Given the high incidence and mortality of ARF, our study highlights the critical role of oxygen in ARF management, particularly in Indonesia. We recommend optimising pulse oximetry use and oxygen therapy, strengthening oxygen supply systems, improving stakeholder coordination and establishing robust market regulations to ensure oxygen security.
In conclusion, the mortality risk of hypoxaemic ARF in Indonesia is considerably high, including in the pre-pandemic and pandemic era. The consistently elevated mortality underscores a broader pattern that may also be seen in other LMICs. These findings reinforce the urgent need to improve oxygen security, ensure early detection of ARF and strengthen system readiness across all levels of care. Addressing these gaps is not only essential to reducing preventable deaths from ARF, but it is central to building a more equitable and resilient healthcare system.

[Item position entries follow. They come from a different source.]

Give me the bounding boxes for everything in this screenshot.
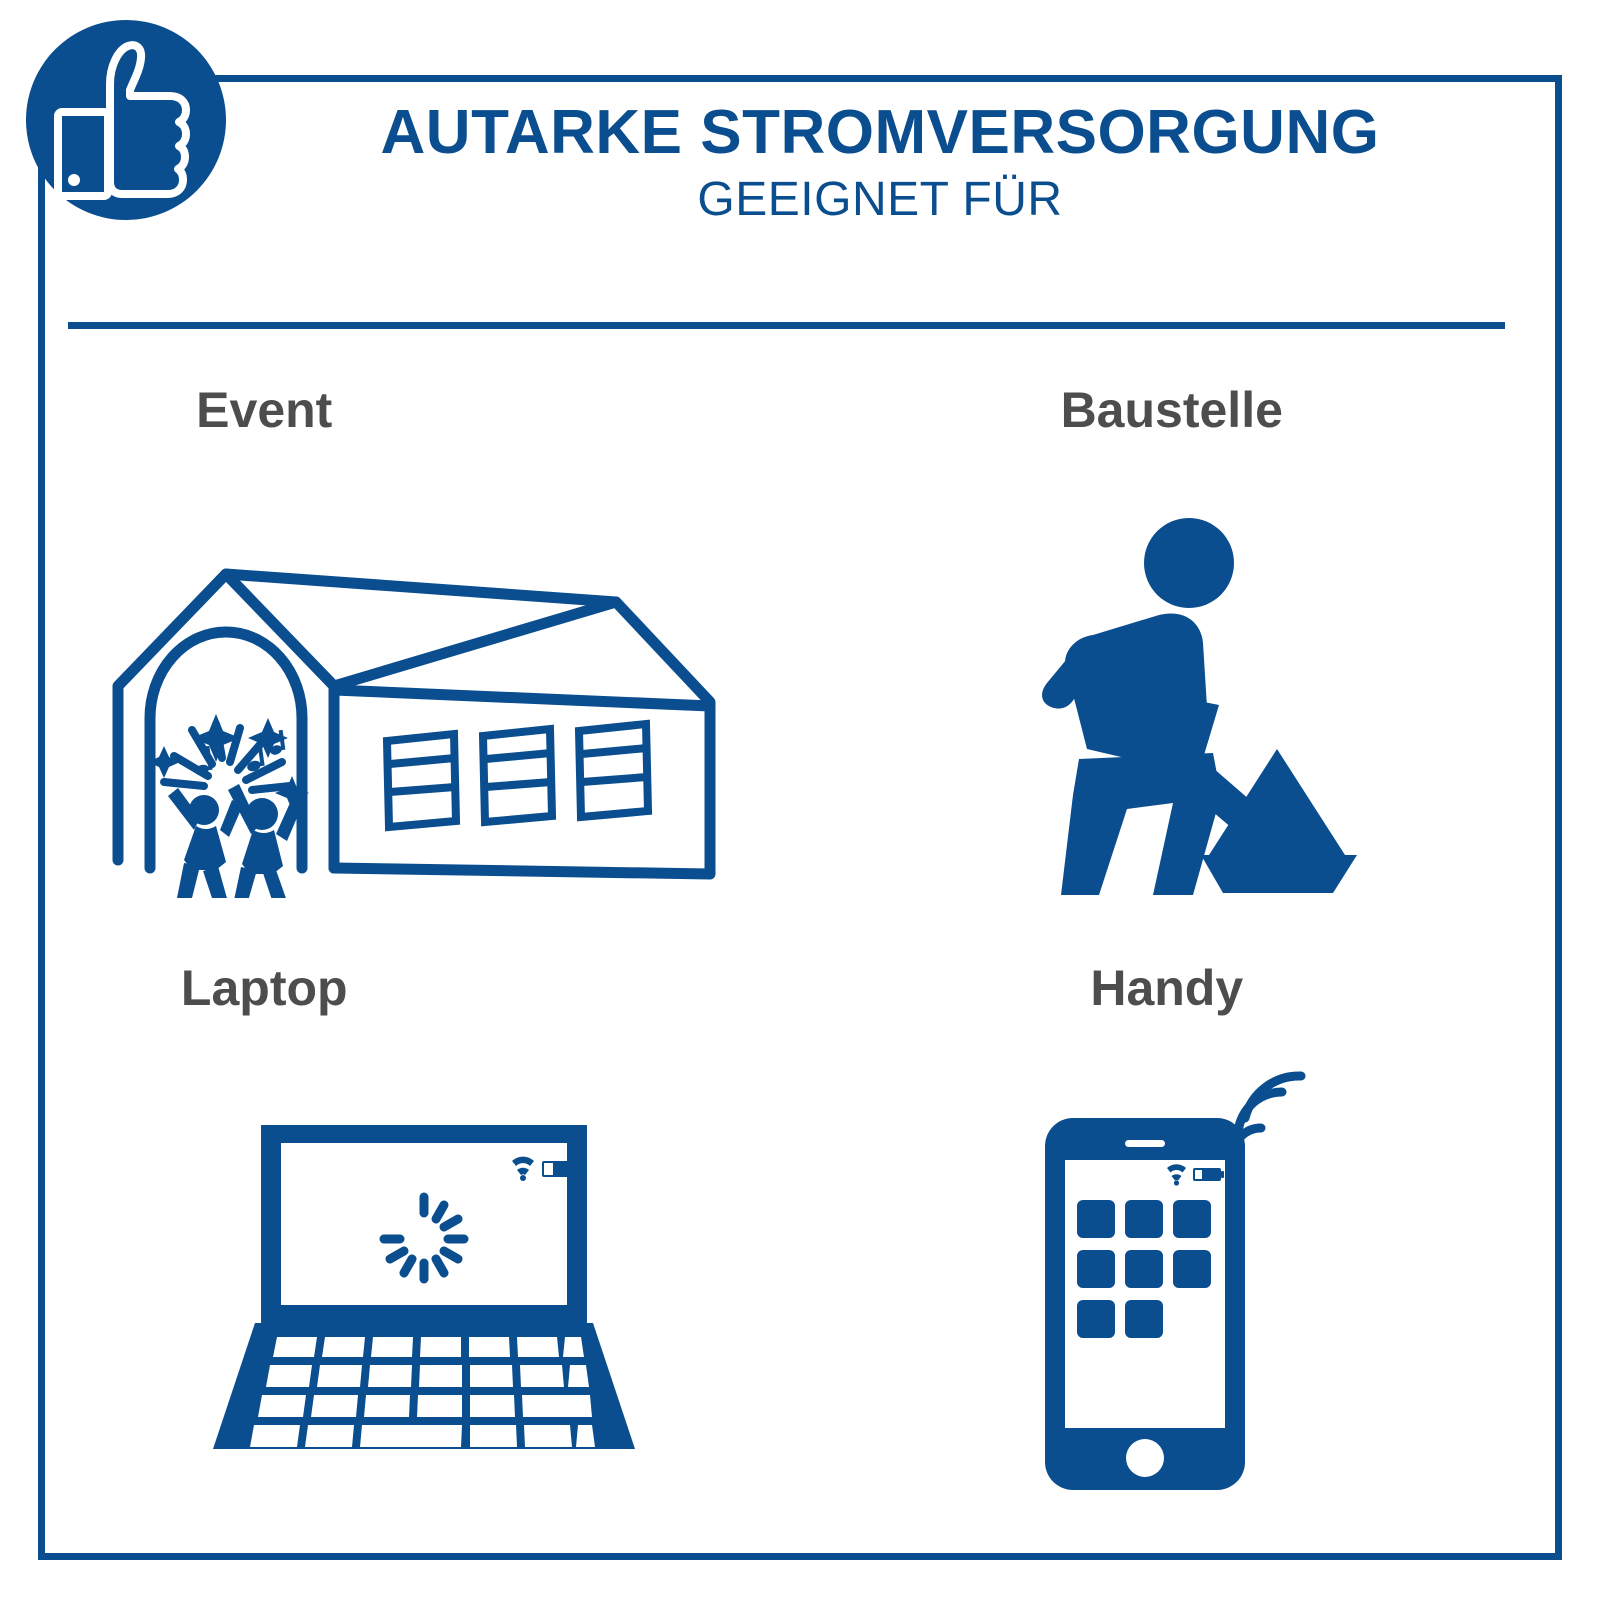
construction-worker-icon [977, 503, 1377, 903]
usecase-event: Event [48, 385, 801, 963]
usecase-art-event [48, 443, 801, 963]
usecase-laptop: Laptop [48, 963, 801, 1541]
header: AUTARKE STROMVERSORGUNG GEEIGNET FÜR [250, 100, 1510, 229]
header-divider [68, 322, 1505, 329]
usecase-label-handy: Handy [1090, 963, 1243, 1013]
infographic-root: AUTARKE STROMVERSORGUNG GEEIGNET FÜR Eve… [0, 0, 1600, 1600]
usecase-baustelle: Baustelle [801, 385, 1554, 963]
thumbs-up-icon [18, 12, 234, 228]
laptop-icon [209, 1085, 639, 1485]
party-tent-icon [104, 538, 744, 898]
page-subtitle: GEEIGNET FÜR [250, 171, 1510, 229]
usecase-art-baustelle [801, 443, 1554, 963]
usecase-grid: Event [48, 385, 1553, 1540]
page-title: AUTARKE STROMVERSORGUNG [250, 100, 1510, 165]
usecase-art-laptop [48, 1021, 801, 1541]
usecase-handy: Handy [801, 963, 1554, 1541]
usecase-label-event: Event [196, 385, 332, 435]
usecase-label-laptop: Laptop [181, 963, 348, 1013]
usecase-art-handy [801, 1021, 1554, 1541]
usecase-label-baustelle: Baustelle [1061, 385, 1283, 435]
loading-spinner-icon [384, 1197, 464, 1279]
smartphone-icon [1027, 1060, 1327, 1500]
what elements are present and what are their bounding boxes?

Acute Respiratory Failure: Acute impairment of gas exchange between the lungs and blood. Mortality Risk: The proportion of people who die from a medical condition (in this case, hypoxaemia) compared to the total population being studied. Hypoxaemia: A condition in patients characterised by low levels of oxygen in the blood. Systematic Review: A method of literature review conducted systematically to answer a clinical question, involving searching, data extraction, appraisal and analysis. Meta-Analysis: A quantitative statistical method that combines the results of multiple studies to determine an overall effect. Forest Plot: A graphical representation of the combined results of studies in a meta-analysis. Random-Effects Model: A statistical method in meta-analysis that assumes the true effect varies between studies. Common-Effect Model: A statistical method in meta-analysis that uses a common effect size across studies. Heterogeneity: The differences or variability between studies included in a meta-analysis.